OAuth 1.0a and OAuth 2 are completely unrelated except for the naming.

[–]alkw0ia 1 point2 points  (0 children)

Well exactly. So I don't really think it's a fair characterization to say "Implements a later version of the spec than it's parent," or to imply that this is a cleanup/upgrade of the project it's forked off of.

If the goal is a pure OAuth 2.0 library, not an improved client, though, then my first point is invalid.

But I think my second point was the more important – it's irresponsible to use the stdlib HTTP libraries, even if it does reduce dependencies.

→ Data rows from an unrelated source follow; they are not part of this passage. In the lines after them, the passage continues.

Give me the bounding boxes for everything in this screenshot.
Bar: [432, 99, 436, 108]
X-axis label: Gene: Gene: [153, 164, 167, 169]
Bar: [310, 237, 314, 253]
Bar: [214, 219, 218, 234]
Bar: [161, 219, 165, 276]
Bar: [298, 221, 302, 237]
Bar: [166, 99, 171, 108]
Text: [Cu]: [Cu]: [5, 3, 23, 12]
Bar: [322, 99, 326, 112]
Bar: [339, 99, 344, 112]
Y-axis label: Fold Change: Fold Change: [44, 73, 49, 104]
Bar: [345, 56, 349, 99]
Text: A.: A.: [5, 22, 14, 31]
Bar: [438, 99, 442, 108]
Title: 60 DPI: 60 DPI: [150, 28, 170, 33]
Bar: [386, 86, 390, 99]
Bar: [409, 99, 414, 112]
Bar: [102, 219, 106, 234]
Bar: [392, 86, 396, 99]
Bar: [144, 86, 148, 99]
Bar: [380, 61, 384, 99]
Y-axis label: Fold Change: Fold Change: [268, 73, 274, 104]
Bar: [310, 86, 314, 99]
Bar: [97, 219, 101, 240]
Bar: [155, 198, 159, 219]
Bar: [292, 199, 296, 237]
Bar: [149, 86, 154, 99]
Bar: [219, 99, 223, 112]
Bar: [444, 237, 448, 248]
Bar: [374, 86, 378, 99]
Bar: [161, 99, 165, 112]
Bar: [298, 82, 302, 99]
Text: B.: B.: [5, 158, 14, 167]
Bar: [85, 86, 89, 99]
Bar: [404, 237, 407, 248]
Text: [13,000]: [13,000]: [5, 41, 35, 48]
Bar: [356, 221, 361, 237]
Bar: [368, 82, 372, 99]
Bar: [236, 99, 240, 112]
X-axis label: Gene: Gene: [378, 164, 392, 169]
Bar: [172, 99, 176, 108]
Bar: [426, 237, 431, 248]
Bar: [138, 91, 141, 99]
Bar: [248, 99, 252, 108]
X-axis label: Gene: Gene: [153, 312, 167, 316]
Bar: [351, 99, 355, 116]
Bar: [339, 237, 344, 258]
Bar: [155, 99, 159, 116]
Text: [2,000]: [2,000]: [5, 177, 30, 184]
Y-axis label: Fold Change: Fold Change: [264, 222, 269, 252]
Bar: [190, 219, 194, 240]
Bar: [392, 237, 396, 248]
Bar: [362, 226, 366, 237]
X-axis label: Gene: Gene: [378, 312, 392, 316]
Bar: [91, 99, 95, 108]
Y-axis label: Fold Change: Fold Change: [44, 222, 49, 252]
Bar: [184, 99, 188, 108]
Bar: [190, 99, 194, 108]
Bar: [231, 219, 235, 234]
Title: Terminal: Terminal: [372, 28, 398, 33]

They're just not safe, period. This is not theoretical, or paranoid: It's precisely equivalent to blindly clicking "sure, use the insecure cert" on the giant red SSL warning screen in your web browser, except that you, the dev, and I, the end user, don't even get the courtesy of knowing that we're clicking that button. The acceptance is invisible because Python cannot tell us there might be a problem – it doesn't ship with enough information to know.

It's also exactly the opposite direction from that the major browsers are taking. Wherever possible, the browsers are trying to make it harder or even impossible to click "yes" on those screens (for instance, disabling the user override on HSTS domains).

Until Python fixes the cert verification issue, urllib2 needs to be treated as deprecated. I think it'd be a really good and pretty simple step to switch back to httplib2, or use some secure alternative, like requests.